Great Britain still struggled against Napoleon, and her fleet was the only force which prevented him from becoming the unchecked master of the whole world. Napoleon now tried to bring Great Britain to her knees. Some years before he had gathered fleets of flat-bottomed boats at Boulogne,[47] and had prepared a huge army for the invasion of Britain, but could not obtain that twelve hours' mastery of the Channel which would enable him to cross the "silver streak." Now he tried another plan. He ordered the harbours of the Continent to be closed against the British, so that they could not carry on trade or sell their manufactures. In this way he hoped to make Great Britain so poor that she would be unable to hold out against him.
By this time the Czar was tired of being Napoleon's underling, and he now said that he would not close his ports against the British. Napoleon was furiously angry, and marched a great army towards the Russian frontier, which was crossed on June 23, 1812. The Russians did not attempt to fight; they fell back, and lured him on, meanwhile wasting the country over which he had to pass. Soon the French found themselves short of food, and thousands died of hunger. Napoleon's line of march was marked by the dead bodies of thousands of men and horses.
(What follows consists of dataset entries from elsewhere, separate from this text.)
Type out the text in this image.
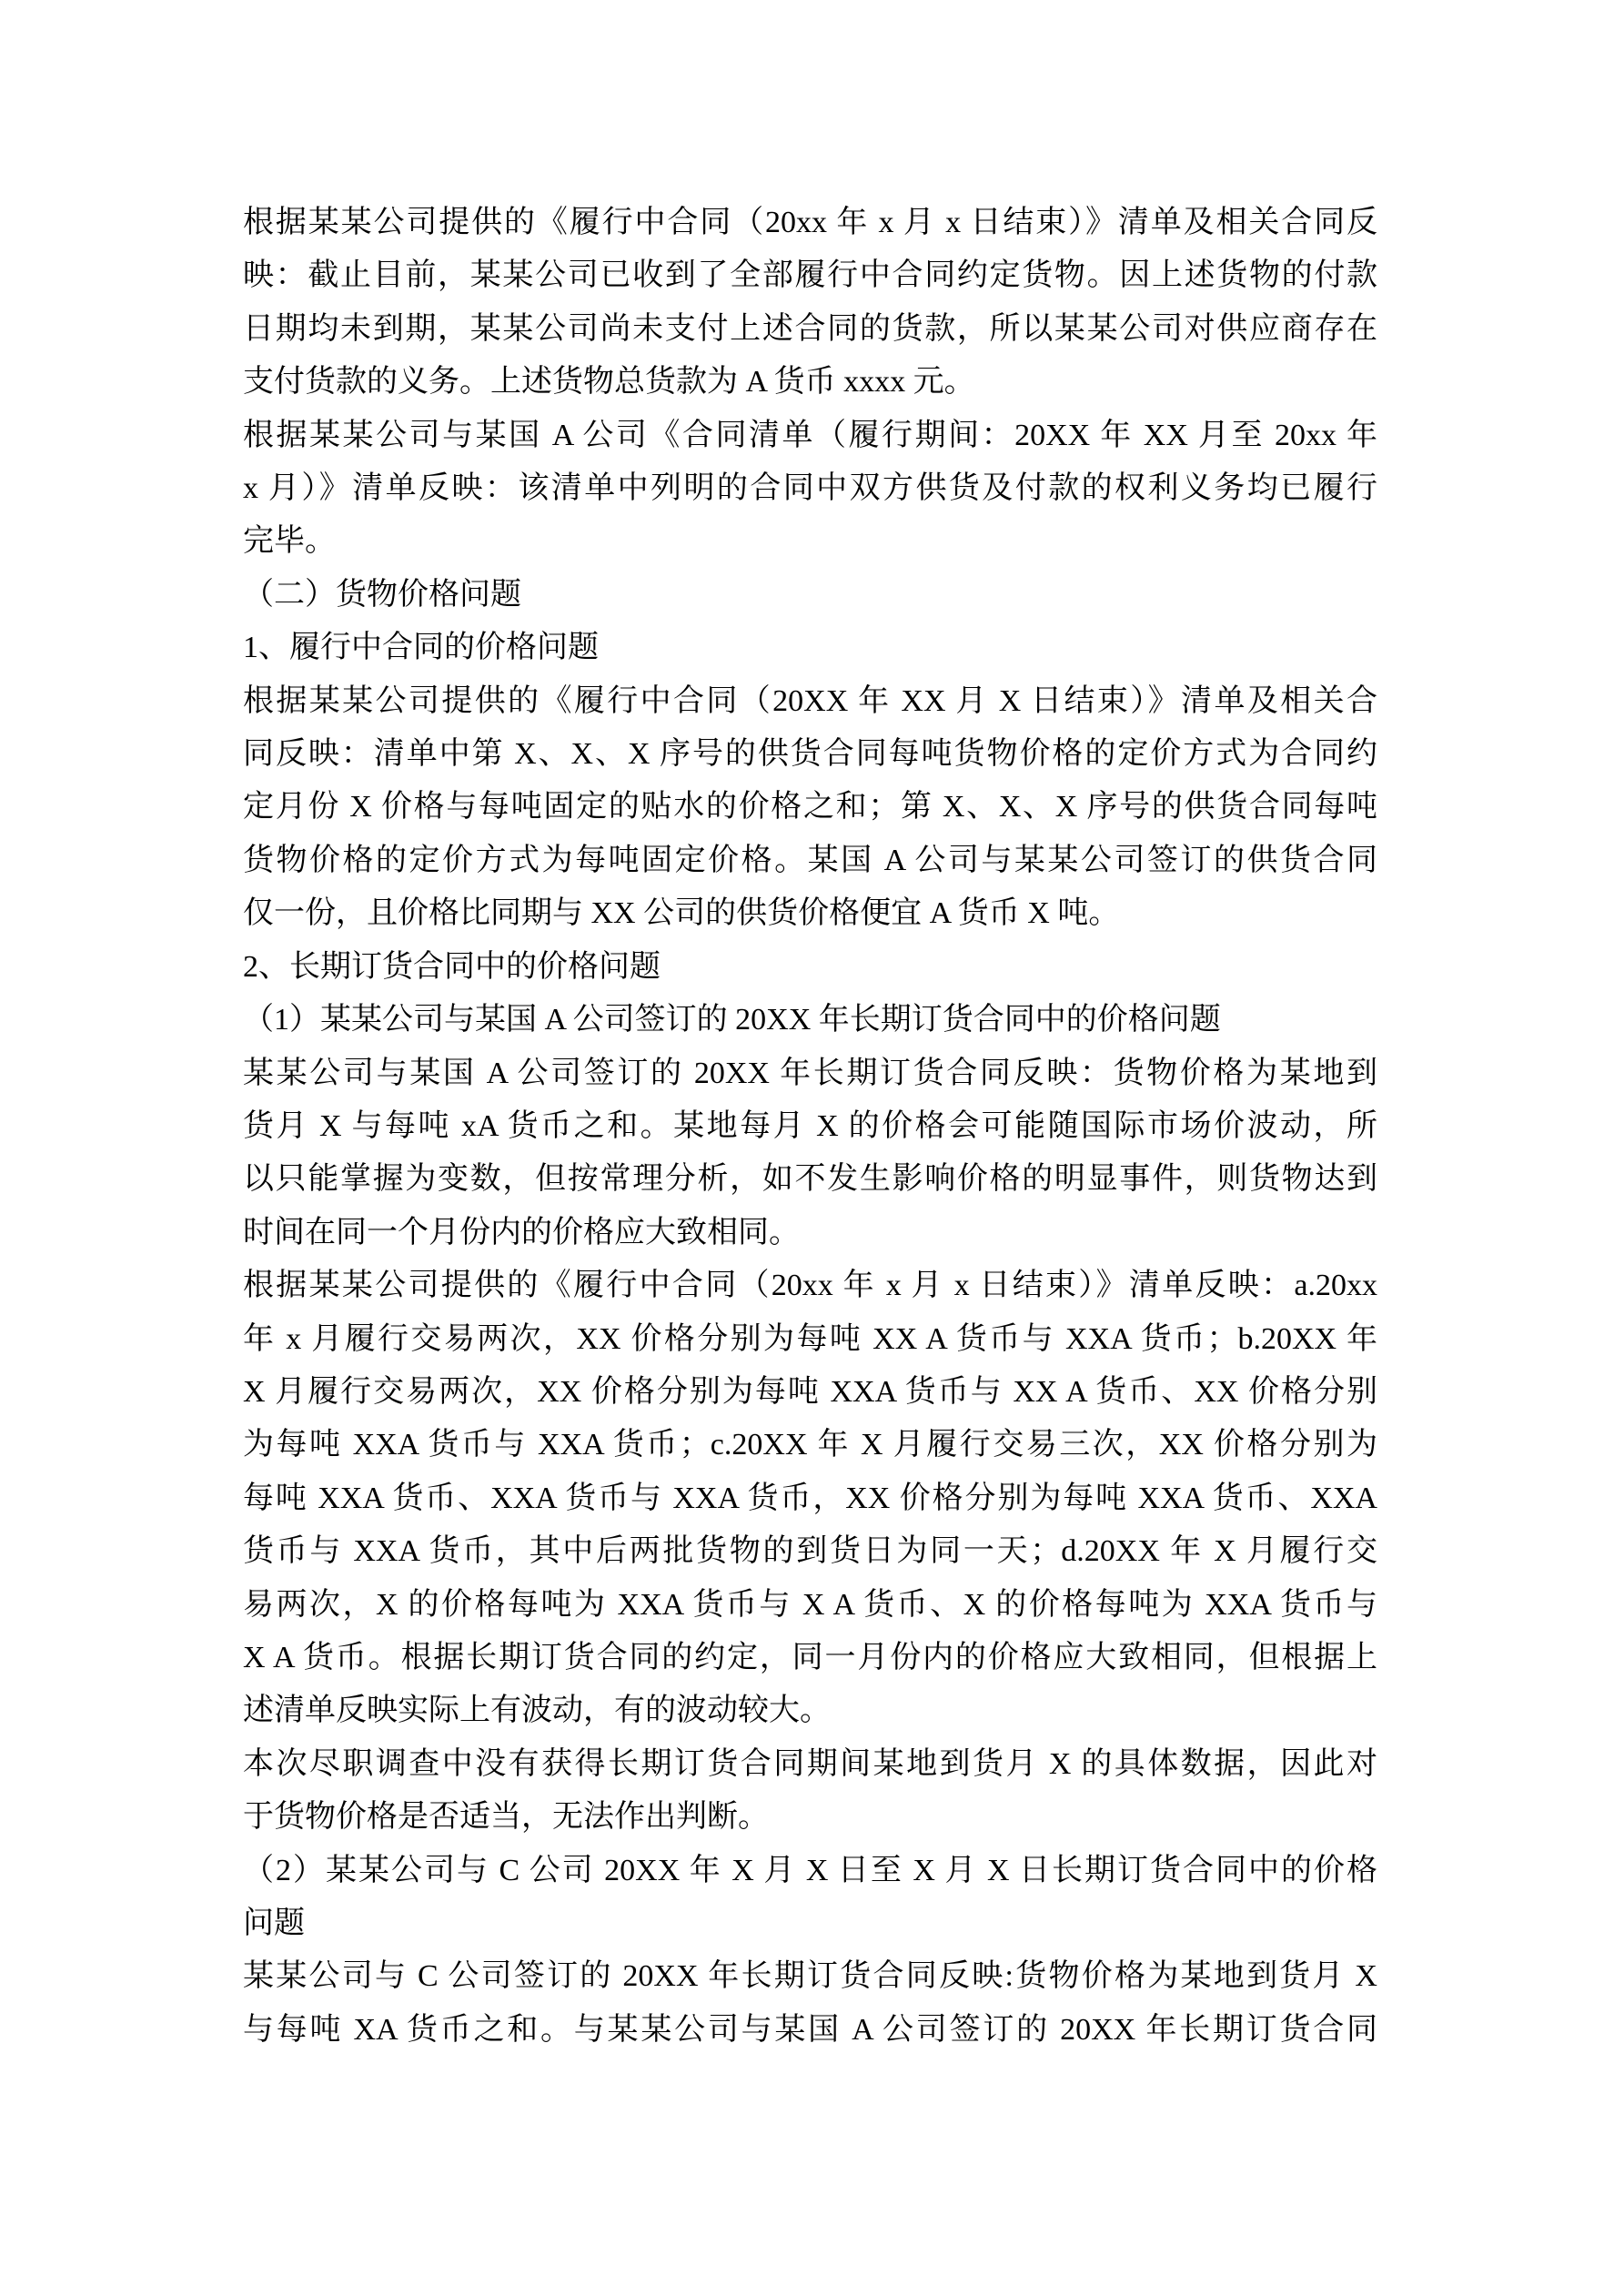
根据某某公司提供的《履行中合同（20xx 年 x 月 x 日结束）》清单及相关合同反
映：截止目前，某某公司已收到了全部履行中合同约定货物。因上述货物的付款
日期均未到期，某某公司尚未支付上述合同的货款，所以某某公司对供应商存在
支付货款的义务。上述货物总货款为 A 货币 xxxx 元。
根据某某公司与某国 A 公司《合同清单（履行期间：20XX 年 XX 月至 20xx 年
x 月）》清单反映：该清单中列明的合同中双方供货及付款的权利义务均已履行
完毕。
（二）货物价格问题
1、履行中合同的价格问题
根据某某公司提供的《履行中合同（20XX 年 XX 月 X 日结束）》清单及相关合
同反映：清单中第 X、X、X 序号的供货合同每吨货物价格的定价方式为合同约
定月份 X 价格与每吨固定的贴水的价格之和；第 X、X、X 序号的供货合同每吨
货物价格的定价方式为每吨固定价格。某国 A 公司与某某公司签订的供货合同
仅一份，且价格比同期与 XX 公司的供货价格便宜 A 货币 X 吨。
2、长期订货合同中的价格问题
（1）某某公司与某国 A 公司签订的 20XX 年长期订货合同中的价格问题
某某公司与某国 A 公司签订的 20XX 年长期订货合同反映：货物价格为某地到
货月 X 与每吨 xA 货币之和。某地每月 X 的价格会可能随国际市场价波动，所
以只能掌握为变数，但按常理分析，如不发生影响价格的明显事件，则货物达到
时间在同一个月份内的价格应大致相同。
根据某某公司提供的《履行中合同（20xx 年 x 月 x 日结束）》清单反映：a.20xx
年 x 月履行交易两次，XX 价格分别为每吨 XX A 货币与 XXA 货币；b.20XX 年
X 月履行交易两次，XX 价格分别为每吨 XXA 货币与 XX A 货币、XX 价格分别
为每吨 XXA 货币与 XXA 货币；c.20XX 年 X 月履行交易三次，XX 价格分别为
每吨 XXA 货币、XXA 货币与 XXA 货币，XX 价格分别为每吨 XXA 货币、XXA
货币与 XXA 货币，其中后两批货物的到货日为同一天；d.20XX 年 X 月履行交
易两次，X 的价格每吨为 XXA 货币与 X A 货币、X 的价格每吨为 XXA 货币与
X A 货币。根据长期订货合同的约定，同一月份内的价格应大致相同，但根据上
述清单反映实际上有波动，有的波动较大。
本次尽职调查中没有获得长期订货合同期间某地到货月 X 的具体数据，因此对
于货物价格是否适当，无法作出判断。
（2）某某公司与 C 公司 20XX 年 X 月 X 日至 X 月 X 日长期订货合同中的价格
问题
某某公司与 C 公司签订的 20XX 年长期订货合同反映:货物价格为某地到货月 X
与每吨 XA 货币之和。与某某公司与某国 A 公司签订的 20XX 年长期订货合同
At last the Russians stood firm, and a great battle was fought some seventy miles from Moscow. One hundred thousand men lay dead or wounded on the field, but Napoleon was not checked. A week later his troops entered Moscow[48] with shouts of delight. To their dismay they found it as silent as a city of the dead. All the people had left it, but before doing so had set fire to the place. Soon after the French marched in, flames began to shoot up from a thousand different points. The fire burned for five days, and the city lay in ruins. Then want of food and shelter compelled Napoleon to retreat. When he left Moscow his army had dwindled to about 100,000 men. The Cossacks[49] hung upon their flanks and rear, and cut off all stragglers. Soon the snow began to fall, and the cruel Russian winter set in. Thousands perished daily of cold and hunger.
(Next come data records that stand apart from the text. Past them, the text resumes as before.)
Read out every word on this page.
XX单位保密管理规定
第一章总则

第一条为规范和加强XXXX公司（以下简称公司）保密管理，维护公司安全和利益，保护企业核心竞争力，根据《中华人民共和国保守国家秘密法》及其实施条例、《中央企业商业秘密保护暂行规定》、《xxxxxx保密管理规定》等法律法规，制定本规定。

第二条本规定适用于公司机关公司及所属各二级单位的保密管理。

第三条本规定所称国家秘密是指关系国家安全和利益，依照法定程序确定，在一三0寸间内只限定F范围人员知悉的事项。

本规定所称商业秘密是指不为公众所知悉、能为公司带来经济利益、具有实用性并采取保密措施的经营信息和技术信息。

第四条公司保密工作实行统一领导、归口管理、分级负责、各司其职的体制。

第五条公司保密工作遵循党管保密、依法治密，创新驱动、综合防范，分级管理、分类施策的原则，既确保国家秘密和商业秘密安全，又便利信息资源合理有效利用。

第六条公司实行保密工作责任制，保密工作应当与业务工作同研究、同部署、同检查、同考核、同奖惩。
Napoleon's starving and frost-bitten army soon became a rabble. As he approached the river Beresina[50] he learned that the Russians were waiting to oppose the passage. A battery of guns commanded the bridge, and as the French tried to cross thousands of them were mowed down, and heaps of dead and wounded blocked the way. A miserable, crushed remnant of 20,000 men was all that struggled back to Germany. The downfall of Napoleon had begun.